Leite brasileiro emite menos carbono que a média mundial, aponta estudo
A pecuária leiteira brasileira ocupa posição de destaque no debate global sobre sustentabilidade. Um estudo desenvolvido por pesquisadores da Universidade de São Paulo (USP) em parceria com a Embrapa Gado de Leite revela que a produção nacional apresenta pegada de carbono significativamente menor que a média mundial, resultado que mostra a competitividade do leite brasileiro no mercado internacional.

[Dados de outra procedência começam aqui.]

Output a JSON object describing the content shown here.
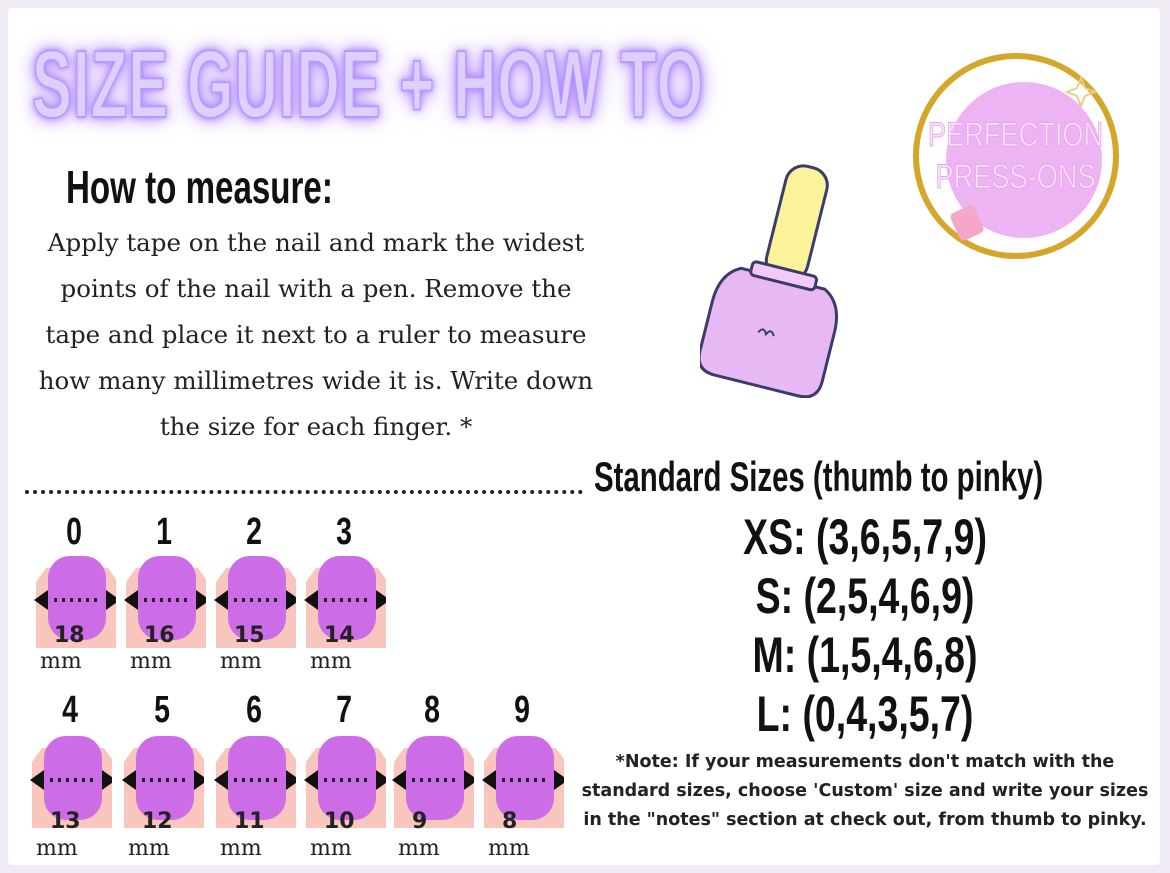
{
  "title": "SIZE GUIDE + HOW TO",
  "logo": {
    "line1": "PERFECTION",
    "line2": "PRESS-ONS",
    "ring_color": "#d4a62a",
    "fill_color": "#eeb3f2"
  },
  "how_to": {
    "heading": "How to measure:",
    "text": "Apply tape on the nail and mark the widest points of the nail with a pen. Remove the tape and place it next to a ruler to measure how many millimetres wide it is. Write down the size for each finger. *"
  },
  "unit": "mm",
  "nail_sizes": [
    {
      "label": "0",
      "width": "18"
    },
    {
      "label": "1",
      "width": "16"
    },
    {
      "label": "2",
      "width": "15"
    },
    {
      "label": "3",
      "width": "14"
    },
    {
      "label": "4",
      "width": "13"
    },
    {
      "label": "5",
      "width": "12"
    },
    {
      "label": "6",
      "width": "11"
    },
    {
      "label": "7",
      "width": "10"
    },
    {
      "label": "8",
      "width": "9"
    },
    {
      "label": "9",
      "width": "8"
    }
  ],
  "standard": {
    "heading": "Standard Sizes (thumb to pinky)",
    "sizes": [
      "XS: (3,6,5,7,9)",
      "S: (2,5,4,6,9)",
      "M: (1,5,4,6,8)",
      "L: (0,4,3,5,7)"
    ]
  },
  "note": "*Note: If your measurements don't match with the standard sizes, choose 'Custom' size and write your sizes in the \"notes\" section at check out, from thumb to pinky.",
  "colors": {
    "nail": "#cc6ce6",
    "skin": "#f8c6bd",
    "glow": "#b58cff"
  }
}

De acordo com a pesquisa, a produção no Brasil gera, em média, 1,19 kg de CO₂ equivalente por quilo de leite, enquanto o índice global é de aproximadamente 2,5 kg de CO₂eq/kg. O levantamento avaliou fazendas em diferentes regiões do país, com dados de mais de 24 mil animais e produção anual superior a 160 milhões de litros, adotando metodologias reconhecidas internacionalmente para garantir comparabilidade entre países.
Produtividade é a chave para reduzir emissões
Os resultados mostram que quanto maior a produção por vaca, menor é a emissão por litro de leite. Propriedades com desempenho acima de 25 litros por animal ao dia apresentaram uma pegada média próxima de 0,9 kg de CO₂eq/kg, bem abaixo da média nacional. Isso comprova que eficiência produtiva e sustentabilidade caminham juntas na pecuária moderna.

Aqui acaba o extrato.